Creating a second income is always a good idea and even Warren Buffet once said “Never depend on one source of income”. Second income is also necessary for a decent and comfortable Retirement which is another concern for all and especially those who are not covered by retirement benefit schemes. Rental income is one such avenue.
One of the biggest charms of buying a property is to generate a rental income. Sounds good, buy a house and rent it out!! And thing which cannot be ignored is that Indians love to invest in something which has a physical presence may it be gold or property.
But is rental income a good idea? Is it wise to depend solely on rental income for above mentioned needs? In this article, we will discuss all the pros and cons of buying a property for rental income.

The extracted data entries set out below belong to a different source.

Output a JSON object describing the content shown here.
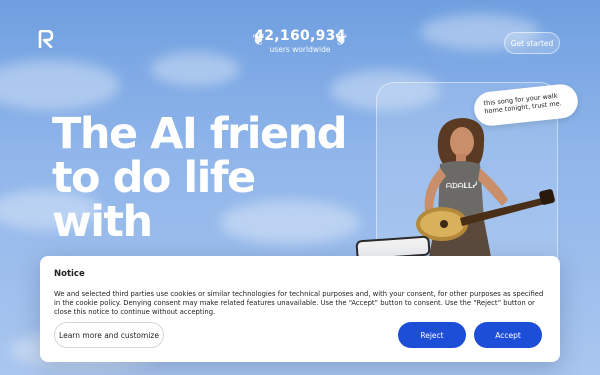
{
  "header": {
    "logo_name": "replika-logo",
    "counter_value": "42,160,934",
    "counter_label": "users worldwide",
    "cta_label": "Get started"
  },
  "hero": {
    "headline_lines": [
      "The AI friend",
      "to do life",
      "with"
    ],
    "speech_bubble": "this song for your walk home tonight, trust me."
  },
  "consent": {
    "title": "Notice",
    "body": "We and selected third parties use cookies or similar technologies for technical purposes and, with your consent, for other purposes as specified in the cookie policy. Denying consent may make related features unavailable. Use the “Accept” button to consent. Use the “Reject” button or close this notice to continue without accepting.",
    "learn_more_label": "Learn more and customize",
    "reject_label": "Reject",
    "accept_label": "Accept"
  },
  "colors": {
    "sky_top": "#6f9fe0",
    "sky_bottom": "#a9c6ef",
    "primary_button": "#1d4ed8"
  }
}
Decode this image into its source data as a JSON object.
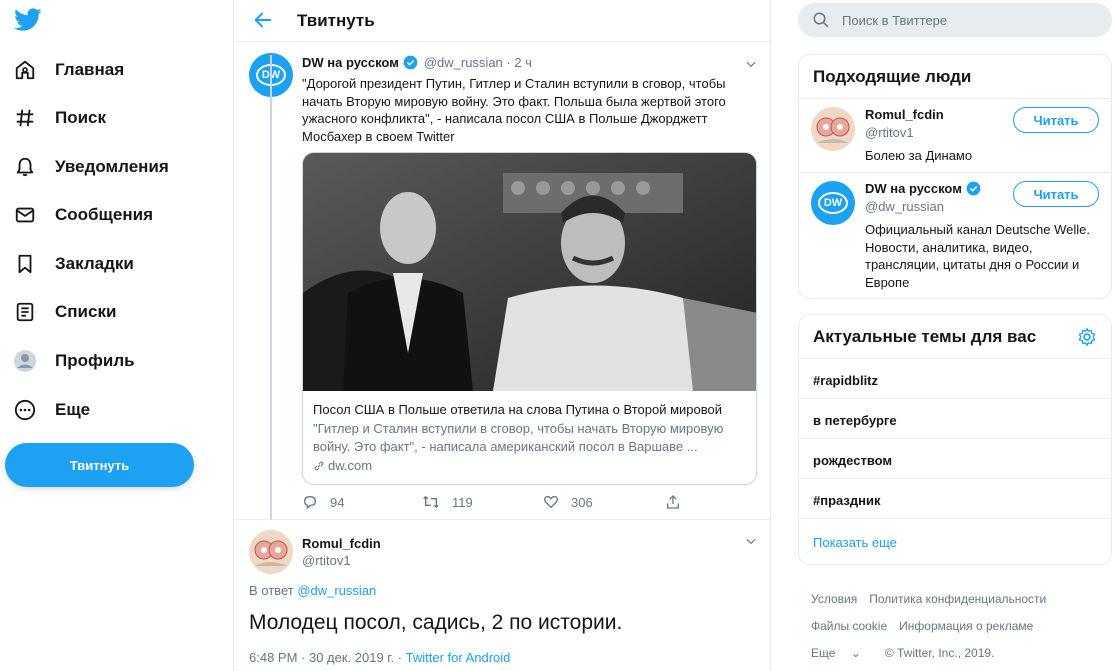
{
  "nav": {
    "items": [
      {
        "label": "Главная",
        "icon": "home-icon"
      },
      {
        "label": "Поиск",
        "icon": "hashtag-icon"
      },
      {
        "label": "Уведомления",
        "icon": "bell-icon"
      },
      {
        "label": "Сообщения",
        "icon": "envelope-icon"
      },
      {
        "label": "Закладки",
        "icon": "bookmark-icon"
      },
      {
        "label": "Списки",
        "icon": "list-icon"
      },
      {
        "label": "Профиль",
        "icon": "profile-icon"
      },
      {
        "label": "Еще",
        "icon": "more-icon"
      }
    ],
    "tweet_button": "Твитнуть"
  },
  "header": {
    "title": "Твитнуть"
  },
  "tweet": {
    "name": "DW на русском",
    "handle": "@dw_russian · 2 ч",
    "avatar_text": "DW",
    "text": "\"Дорогой президент Путин, Гитлер и Сталин вступили в сговор, чтобы начать Вторую мировую войну. Это факт. Польша была жертвой этого ужасного конфликта\", - написала посол США в Польше Джорджетт Мосбахер в своем Twitter",
    "card": {
      "title": "Посол США в Польше ответила на слова Путина о Второй мировой",
      "description": "\"Гитлер и Сталин вступили в сговор, чтобы начать Вторую мировую войну. Это факт\", - написала американский посол в Варшаве ...",
      "link": "dw.com"
    },
    "actions": {
      "replies": "94",
      "retweets": "119",
      "likes": "306"
    }
  },
  "reply": {
    "name": "Romul_fcdin",
    "handle": "@rtitov1",
    "reply_to_prefix": "В ответ",
    "reply_to_handle": "@dw_russian",
    "text": "Молодец посол, садись, 2 по истории.",
    "timestamp": "6:48 PM · 30 дек. 2019 г. · ",
    "source": "Twitter for Android"
  },
  "search": {
    "placeholder": "Поиск в Твиттере"
  },
  "who_to_follow": {
    "title": "Подходящие люди",
    "users": [
      {
        "name": "Romul_fcdin",
        "handle": "@rtitov1",
        "bio": "Болею за Динамо",
        "button": "Читать"
      },
      {
        "name": "DW на русском",
        "handle": "@dw_russian",
        "bio": "Официальный канал Deutsche Welle. Новости, аналитика, видео, трансляции, цитаты дня о России и Европе",
        "button": "Читать",
        "avatar_text": "DW"
      }
    ]
  },
  "trends": {
    "title": "Актуальные темы для вас",
    "items": [
      "#rapidblitz",
      "в петербурге",
      "рождеством",
      "#праздник"
    ],
    "show_more": "Показать еще"
  },
  "footer": {
    "row1": [
      "Условия",
      "Политика конфиденциальности"
    ],
    "row2": [
      "Файлы cookie",
      "Информация о рекламе"
    ],
    "more": "Еще",
    "copyright": "© Twitter, Inc., 2019."
  },
  "colors": {
    "accent": "#1da1f2",
    "secondary_text": "#657786",
    "border": "#e6ecf0"
  }
}
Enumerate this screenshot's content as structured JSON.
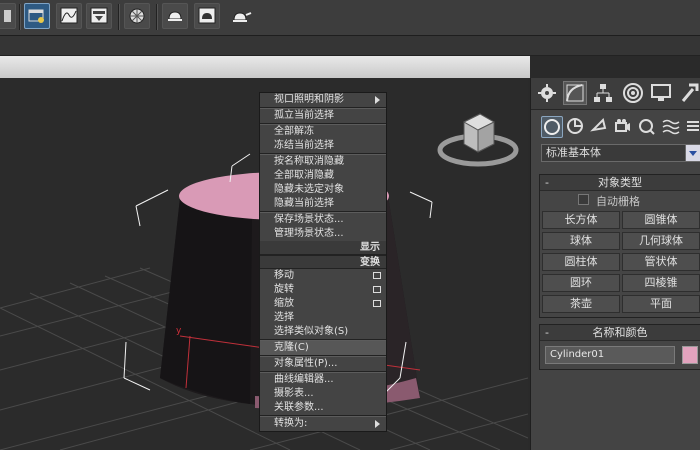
{
  "colors": {
    "object_color": "#e2a3be",
    "cylinder_top": "#d99ab6",
    "cylinder_side": "#1d1a1c",
    "menu_bg": "#444444",
    "panel_bg": "#444444"
  },
  "toolbar": {
    "buttons": [
      {
        "icon": "schematic-icon",
        "active": false
      },
      {
        "icon": "layer-manager-icon",
        "active": true
      },
      {
        "icon": "curve-editor-icon",
        "active": false
      },
      {
        "icon": "dope-sheet-icon",
        "active": false
      },
      {
        "icon": "material-editor-icon",
        "active": false
      },
      {
        "icon": "render-setup-icon",
        "active": false
      },
      {
        "icon": "rendered-frame-icon",
        "active": false
      },
      {
        "icon": "render-teapot-icon",
        "active": false
      }
    ]
  },
  "context_menu": {
    "group1": [
      {
        "label": "视口照明和阴影",
        "submenu": true
      },
      {
        "label": "孤立当前选择"
      },
      {
        "label": "全部解冻"
      },
      {
        "label": "冻结当前选择"
      },
      {
        "label": "按名称取消隐藏"
      },
      {
        "label": "全部取消隐藏"
      },
      {
        "label": "隐藏未选定对象"
      },
      {
        "label": "隐藏当前选择"
      },
      {
        "label": "保存场景状态..."
      },
      {
        "label": "管理场景状态..."
      }
    ],
    "header_display": "显示",
    "header_transform": "变换",
    "group2": [
      {
        "label": "移动",
        "box": true
      },
      {
        "label": "旋转",
        "box": true
      },
      {
        "label": "缩放",
        "box": true
      },
      {
        "label": "选择"
      },
      {
        "label": "选择类似对象(S)"
      }
    ],
    "group3": [
      {
        "label": "克隆(C)"
      },
      {
        "label": "对象属性(P)..."
      },
      {
        "label": "曲线编辑器..."
      },
      {
        "label": "摄影表..."
      },
      {
        "label": "关联参数..."
      },
      {
        "label": "转换为:",
        "submenu": true
      }
    ]
  },
  "panel": {
    "tabs": [
      "create-tab-icon",
      "modify-tab-icon",
      "hierarchy-tab-icon",
      "motion-tab-icon",
      "display-tab-icon",
      "utilities-tab-icon"
    ],
    "categories": [
      "geometry-icon",
      "shapes-icon",
      "lights-icon",
      "cameras-icon",
      "helpers-icon",
      "spacewarps-icon",
      "systems-icon"
    ],
    "dropdown_value": "标准基本体",
    "object_type": {
      "title": "对象类型",
      "autogrid_label": "自动栅格",
      "buttons": [
        "长方体",
        "圆锥体",
        "球体",
        "几何球体",
        "圆柱体",
        "管状体",
        "圆环",
        "四棱锥",
        "茶壶",
        "平面"
      ]
    },
    "name_color": {
      "title": "名称和颜色",
      "name_value": "Cylinder01"
    }
  },
  "viewport": {
    "axis_label": "y"
  }
}
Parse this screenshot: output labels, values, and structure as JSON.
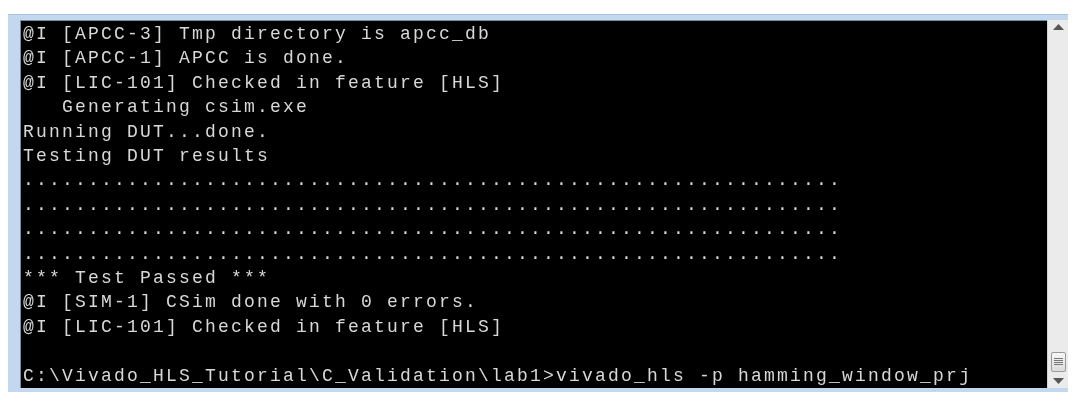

Lets’ look at the advantages first
- Capital gains along with rental income:
Along with rental income one can also expect appreciation in property’s value over a period of time
- Less volatile than any other asset class
If we look at shares and even gold, they are volatile but property for that matter is comparatively less volatile But there is a misconception that property prices never go down, which is not true. Even today, there are various pockets of real estate which are down as property market has gone in bubble ozone. But for long term it is not a bad option.
- Tax benefit on Home Loan
Interest and Principal on home loan are eligible for deduction u/s 24 and 80C of the Income Tax act respectively. However interest deduction in case of Self Occupied Property is subject to maximum limit of Rs.1, 50,000 but entire interest is deductible in case of property is given on rent.
But the world is not so rosy always. There are certain areas where property bought solely for rental purpose has back fired the investors badly.
- Uncertainty in Rental Income
There are times when property remains vacant and owner finds difficult to get regular income out of it. If rental income drops, it may seriously hamper ones financial planning and can give sleepless nights.
- Low Rental Yields
We have been continuously saying that property market could be headed for a bad time and one of the reasons for this is very low rental yield. Currently the rental yields are close to 2% as far as residential property is concerned and 4-6% in case of commercial property. But getting a rental from commercial is not very easy.
- High Interest Rates
The interest rates are at highs and mostly all loans nowadays are on floating rate basis. Imagine a situation where rent remains same but interest outgo on loan for property goes up. So buying a property for rental would not be sensible if you don’t have a regular income to support the EMIs
- Low Liquidity
Real estate is less liquid as compared to other assets such as FD, gold etc. So buying a property for your daughter’s wedding or retirement or making a huge investment during working years may not be a sensible option. Also it is not possible to partially withdraw from real estate as it can be done in other assets.
After looking at the pros and cons, you must plan keeping in mind your financial position and not what others are doing. Also keep the below-mentioned points in mind before you buy a property for rental income.
- Additional bathroom and decent parking area attractive features and better rent can be expected.
- Vicinity to schools, colleges, shopping area
- Basic amenities like geyser, electrical fittings has a low cost but a high impact on tenants mind set
- Don’t go for just traditional way of working. One can look at studio apartments, retirement homes, etc for higher rental income.
- Know the maintenance cost before buying flats for rental purpose
At the end, we would only say that rental income is a good source of second income but do not go overboard on the same.